That lady you European-kissed last night was actually a gentleman.

Ridikolus: What's your game?
Kenneth: Boggle.

Tracy: I'm just going through the classic stages of grief; fear, denial, horniness, wisdom, sleepiness and now depression.
Kenneth: What about anger?
Tracy: No! I don't wanna do anger and you can't make me!

Ridikolus: Aww man you didn't just skuff these shoes. P Diddy wears these shoes.
Kenneth: Oh, will he be mad when you give them back?

We lose half the congregation every time American Idol starts up.

Jack: Hey, Devin, you'd better watch out. Kenneth may take your job one day.
Devon: Or your job, Jack.
Kenneth: [points at janitor] Or his job!
[Jack and Devon stare in silence]

Kenneth: Miss Lemon, may I speak with you?
Liz: Sure. Can you walk and talk?
Kenneth: Uh... usually, but now you got me thinking about it.

Kenneth: I like your top. I'm a real good sex person. I do it all the different ways.
Angie: Uh-huh. Well, I don't have a husband any more, so... you can come over anytime.
Kenneth: Oh, I will! I'll come over at night.

Pete: [on missing Tracy] Oh, I hope he's okay.
Liz: I hope he's taking his medication.
Kenneth: And I hope he take a jacket, 'cause it can get real chilly there.

Jack: Say the right things, ask him the right questions. I'm sure he could open some doors for you.
Kenneth: Okay. What kinds of questions?
Jack: I'll write them down for you. You call him and tell him you have two tickets for A Chorus Line for tonight. Now Kenneth, have you ever used bronzer?

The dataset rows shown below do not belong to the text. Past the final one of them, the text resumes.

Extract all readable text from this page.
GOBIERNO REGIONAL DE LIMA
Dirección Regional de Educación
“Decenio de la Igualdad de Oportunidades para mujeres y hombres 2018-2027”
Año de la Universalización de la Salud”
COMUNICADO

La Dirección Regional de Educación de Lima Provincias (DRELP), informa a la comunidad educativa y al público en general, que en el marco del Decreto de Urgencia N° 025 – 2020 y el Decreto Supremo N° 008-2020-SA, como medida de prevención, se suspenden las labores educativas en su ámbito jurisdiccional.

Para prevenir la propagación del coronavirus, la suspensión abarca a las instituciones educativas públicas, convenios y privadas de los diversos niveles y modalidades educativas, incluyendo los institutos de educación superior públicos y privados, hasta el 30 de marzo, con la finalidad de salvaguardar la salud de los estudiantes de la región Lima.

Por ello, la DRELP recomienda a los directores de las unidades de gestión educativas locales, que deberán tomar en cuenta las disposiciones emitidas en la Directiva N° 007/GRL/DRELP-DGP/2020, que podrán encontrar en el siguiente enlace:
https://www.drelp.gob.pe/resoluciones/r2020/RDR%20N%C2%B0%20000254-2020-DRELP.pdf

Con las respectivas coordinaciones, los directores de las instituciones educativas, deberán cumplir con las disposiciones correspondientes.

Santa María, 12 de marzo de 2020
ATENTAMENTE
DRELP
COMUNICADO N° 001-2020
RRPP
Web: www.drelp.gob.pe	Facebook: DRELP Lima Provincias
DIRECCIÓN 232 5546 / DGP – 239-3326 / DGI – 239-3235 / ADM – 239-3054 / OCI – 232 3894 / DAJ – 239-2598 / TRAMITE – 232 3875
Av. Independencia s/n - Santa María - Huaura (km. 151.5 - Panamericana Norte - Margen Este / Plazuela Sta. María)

Jack: You should get to know Devon, tell him all of your television ideas. You know he started off as page just like you.
Kenneth: Really? So did I!

Kenneth: So Mr. Donaghy, what can I do for you?
Jack: I heard you were talking to my colleague Devon Banks. Did he tell you why he was in New York?
Kenneth: No sir, we just talked about Anderson Cooper mostly.